New Book: "Our Time Is A Garden"

"Under the Canopy" by Anupa Gardner www.anupagardner.com All rights reserved

The Institute is delighted to announce the release of our latest book, Our Time Is A Garden: New Nature Writing by Women and Nonbinary Writers of Colour, edited by Dr Alycia Pirmohamed. This is the first poetry collection published by IASH, and features works by a range of writers including Anthony Ezekiel (Vahni) Capildeo, Tim Tim Cheng, Marjorie Lotfi, Nina Mingya Powles, Jeda Pearl and two winners of the 2022 Edwin Morgan Poetry Award, Titilayo Farukuoye and Roshni Gallagher. Dr Pirmohamed's work is also featured, as well as commentaries on the poems, and a list of further reading related to nature writing.

The book is available to download for free here (opens as PDF), and as a limited edition pamphlet as part of our Occasional Papers series. To request a free copy, please email iash@ed.ac.uk.

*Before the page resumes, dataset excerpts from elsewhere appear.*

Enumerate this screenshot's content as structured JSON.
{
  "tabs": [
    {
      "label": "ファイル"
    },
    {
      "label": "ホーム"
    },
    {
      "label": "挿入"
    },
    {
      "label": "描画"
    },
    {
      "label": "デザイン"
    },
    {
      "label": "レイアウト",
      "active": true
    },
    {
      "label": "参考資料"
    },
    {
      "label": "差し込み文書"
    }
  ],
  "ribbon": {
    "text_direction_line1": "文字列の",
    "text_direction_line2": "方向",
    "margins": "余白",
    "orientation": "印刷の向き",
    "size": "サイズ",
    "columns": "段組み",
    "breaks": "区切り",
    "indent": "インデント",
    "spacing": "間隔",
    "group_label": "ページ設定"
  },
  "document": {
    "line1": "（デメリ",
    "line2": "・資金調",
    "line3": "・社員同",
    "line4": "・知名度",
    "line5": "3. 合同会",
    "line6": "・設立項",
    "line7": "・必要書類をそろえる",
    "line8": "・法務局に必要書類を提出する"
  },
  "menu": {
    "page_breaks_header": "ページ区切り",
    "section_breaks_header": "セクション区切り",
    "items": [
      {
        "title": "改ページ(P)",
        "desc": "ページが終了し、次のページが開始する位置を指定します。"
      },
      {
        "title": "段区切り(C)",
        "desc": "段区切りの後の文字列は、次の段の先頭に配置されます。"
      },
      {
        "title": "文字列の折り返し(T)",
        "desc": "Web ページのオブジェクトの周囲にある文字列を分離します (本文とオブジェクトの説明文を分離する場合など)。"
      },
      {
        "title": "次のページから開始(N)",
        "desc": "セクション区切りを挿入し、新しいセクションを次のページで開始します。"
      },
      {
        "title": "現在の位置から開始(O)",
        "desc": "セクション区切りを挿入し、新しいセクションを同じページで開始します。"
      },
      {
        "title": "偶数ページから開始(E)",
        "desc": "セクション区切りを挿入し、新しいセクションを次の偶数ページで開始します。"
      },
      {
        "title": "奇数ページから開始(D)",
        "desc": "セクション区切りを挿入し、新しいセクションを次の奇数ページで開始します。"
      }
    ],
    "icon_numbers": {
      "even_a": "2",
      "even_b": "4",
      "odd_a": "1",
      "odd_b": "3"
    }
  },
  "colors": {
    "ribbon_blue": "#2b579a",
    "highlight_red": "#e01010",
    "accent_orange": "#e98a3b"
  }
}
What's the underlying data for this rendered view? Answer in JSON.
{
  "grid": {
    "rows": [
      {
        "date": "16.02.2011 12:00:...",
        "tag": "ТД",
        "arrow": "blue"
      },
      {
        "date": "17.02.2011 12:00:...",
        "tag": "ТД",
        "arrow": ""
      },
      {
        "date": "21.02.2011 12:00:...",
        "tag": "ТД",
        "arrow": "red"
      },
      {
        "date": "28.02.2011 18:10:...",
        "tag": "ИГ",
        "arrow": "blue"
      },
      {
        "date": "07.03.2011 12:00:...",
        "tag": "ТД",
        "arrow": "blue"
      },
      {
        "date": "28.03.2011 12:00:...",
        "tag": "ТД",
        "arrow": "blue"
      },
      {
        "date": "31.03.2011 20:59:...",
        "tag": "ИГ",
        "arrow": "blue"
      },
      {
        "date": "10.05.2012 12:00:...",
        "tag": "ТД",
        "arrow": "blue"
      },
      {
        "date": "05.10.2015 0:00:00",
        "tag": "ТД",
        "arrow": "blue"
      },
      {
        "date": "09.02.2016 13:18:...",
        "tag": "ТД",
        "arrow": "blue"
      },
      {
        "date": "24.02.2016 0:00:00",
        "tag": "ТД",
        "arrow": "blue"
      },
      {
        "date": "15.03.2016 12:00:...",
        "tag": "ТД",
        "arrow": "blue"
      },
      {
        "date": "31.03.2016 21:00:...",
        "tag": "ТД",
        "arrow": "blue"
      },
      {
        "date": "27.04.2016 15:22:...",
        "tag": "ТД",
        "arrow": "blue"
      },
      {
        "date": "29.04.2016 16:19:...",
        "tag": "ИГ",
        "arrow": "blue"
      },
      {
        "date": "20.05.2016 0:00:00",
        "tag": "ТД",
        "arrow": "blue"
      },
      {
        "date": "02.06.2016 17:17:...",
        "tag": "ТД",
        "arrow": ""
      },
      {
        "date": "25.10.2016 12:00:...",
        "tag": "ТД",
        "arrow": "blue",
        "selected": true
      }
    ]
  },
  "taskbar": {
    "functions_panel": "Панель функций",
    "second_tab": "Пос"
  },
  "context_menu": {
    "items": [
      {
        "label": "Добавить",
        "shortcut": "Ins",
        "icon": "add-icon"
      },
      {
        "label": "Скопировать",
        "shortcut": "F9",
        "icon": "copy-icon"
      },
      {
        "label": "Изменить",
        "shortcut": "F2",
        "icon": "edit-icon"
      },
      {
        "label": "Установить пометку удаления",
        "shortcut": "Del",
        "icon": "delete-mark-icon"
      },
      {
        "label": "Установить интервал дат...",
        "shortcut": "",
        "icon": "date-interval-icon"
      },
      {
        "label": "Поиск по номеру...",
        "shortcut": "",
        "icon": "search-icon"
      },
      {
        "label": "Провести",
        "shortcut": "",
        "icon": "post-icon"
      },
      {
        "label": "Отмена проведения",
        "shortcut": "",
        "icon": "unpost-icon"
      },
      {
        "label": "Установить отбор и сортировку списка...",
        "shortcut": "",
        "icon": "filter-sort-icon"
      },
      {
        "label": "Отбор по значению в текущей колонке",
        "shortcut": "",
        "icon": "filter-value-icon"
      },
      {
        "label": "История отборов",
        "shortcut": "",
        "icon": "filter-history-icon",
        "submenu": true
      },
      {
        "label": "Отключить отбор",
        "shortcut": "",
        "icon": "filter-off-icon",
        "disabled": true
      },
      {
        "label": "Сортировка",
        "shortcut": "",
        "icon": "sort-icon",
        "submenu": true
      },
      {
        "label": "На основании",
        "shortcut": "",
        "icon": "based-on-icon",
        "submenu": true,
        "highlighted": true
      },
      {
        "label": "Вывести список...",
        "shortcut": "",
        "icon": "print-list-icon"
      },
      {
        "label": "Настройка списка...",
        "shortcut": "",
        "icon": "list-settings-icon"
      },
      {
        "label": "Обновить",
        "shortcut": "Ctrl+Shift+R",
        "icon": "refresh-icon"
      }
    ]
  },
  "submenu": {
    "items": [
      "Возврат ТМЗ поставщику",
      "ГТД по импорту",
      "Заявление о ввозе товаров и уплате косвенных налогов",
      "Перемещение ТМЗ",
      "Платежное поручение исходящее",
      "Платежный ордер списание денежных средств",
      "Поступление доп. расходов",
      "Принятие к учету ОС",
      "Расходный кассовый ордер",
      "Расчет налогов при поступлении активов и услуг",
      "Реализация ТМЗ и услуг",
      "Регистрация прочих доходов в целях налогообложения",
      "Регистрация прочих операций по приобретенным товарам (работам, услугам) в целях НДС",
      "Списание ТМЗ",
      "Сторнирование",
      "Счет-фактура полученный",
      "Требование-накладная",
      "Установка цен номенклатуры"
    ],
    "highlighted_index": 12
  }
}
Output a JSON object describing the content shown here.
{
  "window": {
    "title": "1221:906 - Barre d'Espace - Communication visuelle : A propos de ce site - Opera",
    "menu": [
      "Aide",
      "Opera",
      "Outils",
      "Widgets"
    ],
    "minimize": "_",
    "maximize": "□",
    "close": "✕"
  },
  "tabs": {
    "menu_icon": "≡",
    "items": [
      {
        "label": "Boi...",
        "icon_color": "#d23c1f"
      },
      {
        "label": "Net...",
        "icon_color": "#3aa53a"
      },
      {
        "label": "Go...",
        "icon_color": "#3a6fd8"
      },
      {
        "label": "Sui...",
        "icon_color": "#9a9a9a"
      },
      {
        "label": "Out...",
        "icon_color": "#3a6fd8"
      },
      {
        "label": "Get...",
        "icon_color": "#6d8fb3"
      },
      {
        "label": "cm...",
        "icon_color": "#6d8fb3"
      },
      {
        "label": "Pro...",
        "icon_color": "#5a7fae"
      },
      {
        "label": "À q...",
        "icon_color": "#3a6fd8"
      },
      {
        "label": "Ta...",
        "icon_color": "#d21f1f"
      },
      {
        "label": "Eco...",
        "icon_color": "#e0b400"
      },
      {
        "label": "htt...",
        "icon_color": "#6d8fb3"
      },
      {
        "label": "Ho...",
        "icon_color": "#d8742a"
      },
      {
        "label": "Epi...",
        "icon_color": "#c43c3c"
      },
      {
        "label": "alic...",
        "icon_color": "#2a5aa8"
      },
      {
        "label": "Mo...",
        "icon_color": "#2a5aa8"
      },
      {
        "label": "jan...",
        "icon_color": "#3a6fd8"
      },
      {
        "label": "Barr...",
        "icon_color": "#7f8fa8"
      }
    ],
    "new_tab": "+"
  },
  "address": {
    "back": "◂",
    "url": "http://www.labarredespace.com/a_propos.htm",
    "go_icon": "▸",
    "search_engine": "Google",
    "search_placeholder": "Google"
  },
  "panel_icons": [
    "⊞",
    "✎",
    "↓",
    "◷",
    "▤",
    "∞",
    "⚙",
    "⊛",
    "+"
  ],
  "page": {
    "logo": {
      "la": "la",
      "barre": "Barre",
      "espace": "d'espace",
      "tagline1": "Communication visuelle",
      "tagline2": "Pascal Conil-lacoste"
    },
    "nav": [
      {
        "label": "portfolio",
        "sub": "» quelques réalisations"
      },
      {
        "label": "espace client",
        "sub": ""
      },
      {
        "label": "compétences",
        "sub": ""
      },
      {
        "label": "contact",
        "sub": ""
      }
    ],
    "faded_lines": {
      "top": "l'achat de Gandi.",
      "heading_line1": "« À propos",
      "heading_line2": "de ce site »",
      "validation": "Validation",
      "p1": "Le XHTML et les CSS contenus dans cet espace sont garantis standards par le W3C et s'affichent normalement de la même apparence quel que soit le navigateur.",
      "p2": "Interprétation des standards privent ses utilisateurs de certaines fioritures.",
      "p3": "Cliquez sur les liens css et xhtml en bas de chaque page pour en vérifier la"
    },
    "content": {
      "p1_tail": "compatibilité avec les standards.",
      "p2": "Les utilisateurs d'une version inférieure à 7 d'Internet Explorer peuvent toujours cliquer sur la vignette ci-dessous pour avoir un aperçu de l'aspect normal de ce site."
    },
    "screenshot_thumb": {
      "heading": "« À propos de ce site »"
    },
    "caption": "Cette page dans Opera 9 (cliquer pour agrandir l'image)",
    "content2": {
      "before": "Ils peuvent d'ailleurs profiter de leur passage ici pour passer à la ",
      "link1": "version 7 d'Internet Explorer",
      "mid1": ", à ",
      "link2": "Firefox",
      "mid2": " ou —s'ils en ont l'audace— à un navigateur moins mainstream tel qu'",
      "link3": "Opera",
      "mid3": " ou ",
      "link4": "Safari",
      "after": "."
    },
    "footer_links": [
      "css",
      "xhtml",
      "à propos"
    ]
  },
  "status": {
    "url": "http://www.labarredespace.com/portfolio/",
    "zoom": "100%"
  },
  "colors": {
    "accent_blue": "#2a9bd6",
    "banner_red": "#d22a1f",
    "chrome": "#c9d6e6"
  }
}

Dr Alycia Pirmohamed is a Canadian-born poet based in the UK, and was the Junior Anniversary Fellow at IASH in 2021-22. She was previously a postdoctoral Creative Writing Fellow at the University of Liverpool. In 2020, Alycia was the winner of the Edwin Morgan Poetry Award. Alycia is the author of the chapbooks Hinge (ignitionpress), both a 2020 Poetry Book Society Pamphlet Recommendation and shortlisted for the Michael Marks Poetry Award, and Faces that Fled the Wind, selected by Camille Rankine for the 2018 BOAAT Press Chapbook Prize. In 2021, her chapbook Second Memorya creative non-fiction piece co-authored with Pratyusha, was co-published with Baseline Press (Canada) and Guillemot Press (UK). Alycia was the winner of the 2020 Pamet River Prize and her debut poetry collection, Another Way to Split Water was published with YesYes Books (US) and Polygon Books (UK) in 2022.

Dr Pirmohamed outlines the genesis of the book, contributing to the Institute Project on Decoloniality:

"Our Time Is A Garden" is part of a larger research project on radical landscape poetry. Five workshops were co-facilitated by artists and academics working in various areas of ecological writing. All the writers included in the pamphlet attended this workshop series as either attendees or guest speakers. The programme was open to poets at all stages in their careers and from any educational background. It aimed to develop writing skills and promote knowledge exchange by sharing interdisciplinary art and research.
 

Dr Shari Sabeti from the University of Edinburgh joined the course as a researcher of arts education to help explore how these sessions contributed to accessible learning, activism, and a sense of belonging or identity formation for participants. The workshops also aimed to decolonise the literary arts in Scotland, primarily by supporting the development of, and creating space for, new nature writing by women and nonbinary writers of colour.